2. Par courrier du 8 avril 2020, la CAF de la Moselle a mis à la charge de M. B un indu d'APL de 5 836,81 euros pour la période du 1er août 2018 au 31 décembre 2019, un indu de PA de 949,44 euros pour la période du 1er avril 2018 au 31 décembre 2019, de PA majorée de 3 729,88 euros pour la période du 1er septembre 2018 au 31 août 2019 et enfin de RSA majoré pour la période du 1er septembre 2018 au 31 décembre 2019. Par ailleurs, par courrier du 12 avril 2020 de la CAF de la Moselle, un indu de 274,41 euros d'AEFA a été mis à la charge de M. B au titre de l'année 2018, en l'absence de droits au RSA. M. B a contesté devant le tribunal administratif de Strasbourg l'indu d'APL et les deux indus de PA. Sa requête a été rejetée par un jugement n° 2100969-2100970 du 3 juin 2022. A la suite du déménagement de M. B, les dettes d'APL, de PA et de PA majorée ont été transférées à la CAF de la Haute-Garonne. M. B a formé un recours gracieux le 25 avril 2022 concernant l'indu d'aide exceptionnelle de fin d'année 2018 mis à sa charge par la CAF de la Moselle, rejeté par décision du 12 décembre 2022 de la CAF de la Haute-Garonne. Par sa requête n° 2301078, il doit être regardé comme demandant, ensemble, l'annulation de ces deux décisions. Enfin, la CAF de la Haute-Garonne a émis une contrainte à l'encontre de M. B le 20 mars 2023 aux fins de recouvrement d'un indu d'APL d'un montant de 5 836,81 pour la période du mois d'août 2018 au mois de décembre 2019 et d'un indu de PA majorée d'un montant de 3 729,88 euros pour la période de septembre 2018 au mois d'août 2019 à l'encontre de laquelle M. B forme régulièrement opposition par sa requête n° 2302078.
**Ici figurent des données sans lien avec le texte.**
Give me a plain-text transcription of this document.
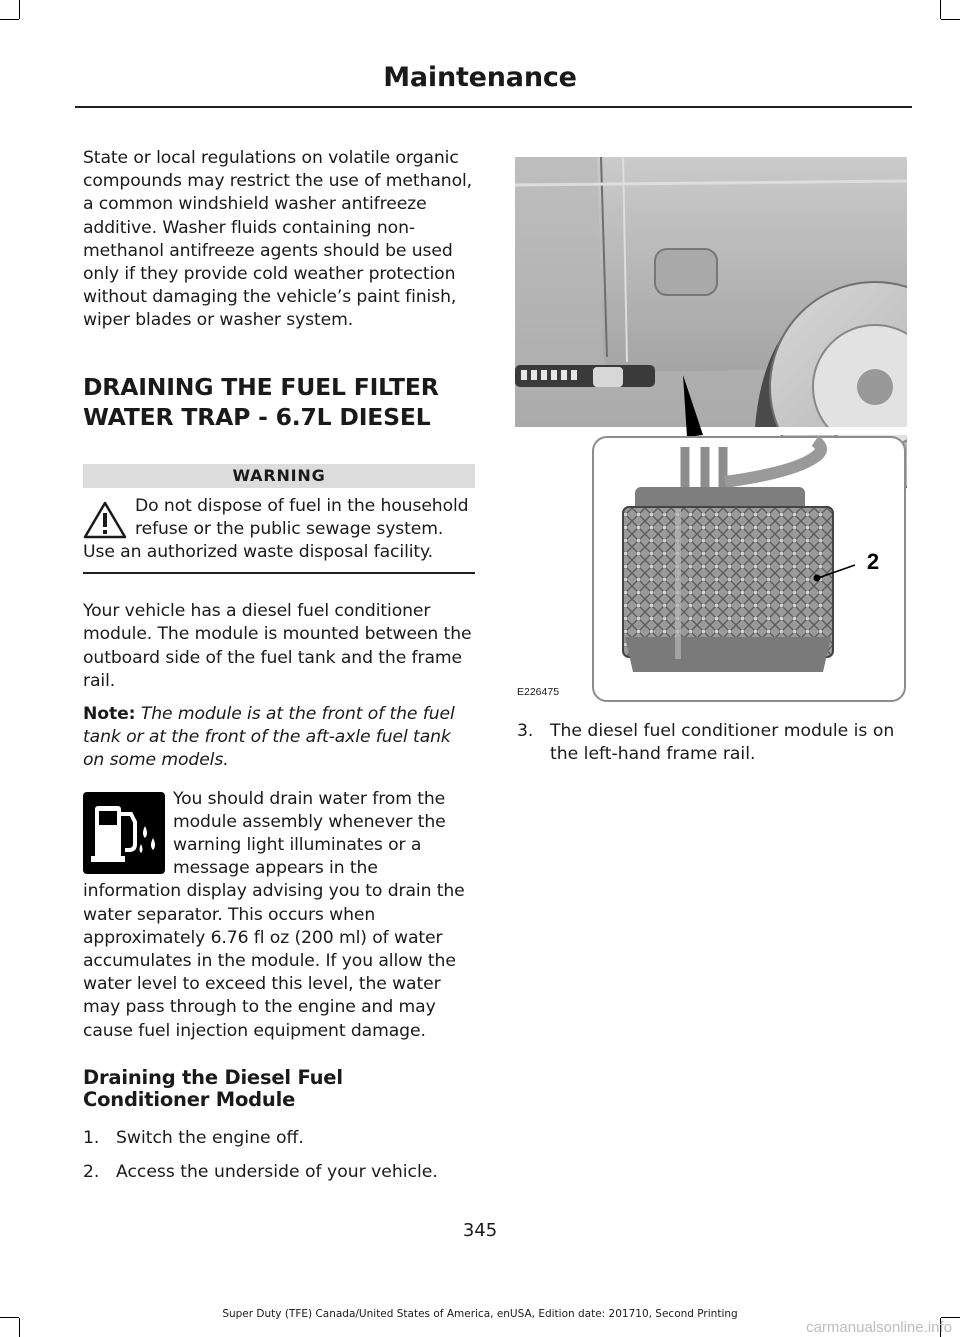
Maintenance

State or local regulations on volatile organic compounds may restrict the use of methanol, a common windshield washer antifreeze additive. Washer fluids containing non-methanol antifreeze agents should be used only if they provide cold weather protection without damaging the vehicle’s paint finish, wiper blades or washer system.

DRAINING THE FUEL FILTER
WATER TRAP - 6.7L DIESEL
WARNING

Do not dispose of fuel in the household refuse or the public sewage system. Use an authorized waste disposal facility.

Your vehicle has a diesel fuel conditioner module. The module is mounted between the outboard side of the fuel tank and the frame rail.

Note: The module is at the front of the fuel tank or at the front of the aft-axle fuel tank on some models.

You should drain water from the module assembly whenever the warning light illuminates or a message appears in the information display advising you to drain the water separator. This occurs when approximately 6.76 fl oz (200 ml) of water accumulates in the module. If you allow the water level to exceed this level, the water may pass through to the engine and may cause fuel injection equipment damage.

Draining the Diesel Fuel
Conditioner Module
1. Switch the engine off.
2. Access the underside of your vehicle.
2
E226475
3. The diesel fuel conditioner module is on the left-hand frame rail.
345
Super Duty (TFE) Canada/United States of America, enUSA, Edition date: 201710, Second Printing
carmanualsonline.info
Sur les conclusions en annulation :
En ce qui concerne l'indu d'aide exceptionnelle de fin d'année :
3. Aux termes de l'article 3 du décret du 14 décembre 2018 portant attribution d'une aide exceptionnelle de fin d'année aux bénéficiaires du revenu de solidarité active : " Une aide exceptionnelle est attribuée aux allocataires du revenu de solidarité active qui ont droit à cette allocation au titre du mois de novembre 2018 ou, à défaut, du mois de décembre 2018 () ". Aux termes de ces dispositions, un versement indu de l'aide exceptionnelle attribuée à un allocataire du revenu de solidarité active au titre de cette allocation doit être regardé comme relevant des " sommes indûment versées au titre du revenu de solidarité active " au sens de l'article L. 262-46 du code de l'action sociale et des familles.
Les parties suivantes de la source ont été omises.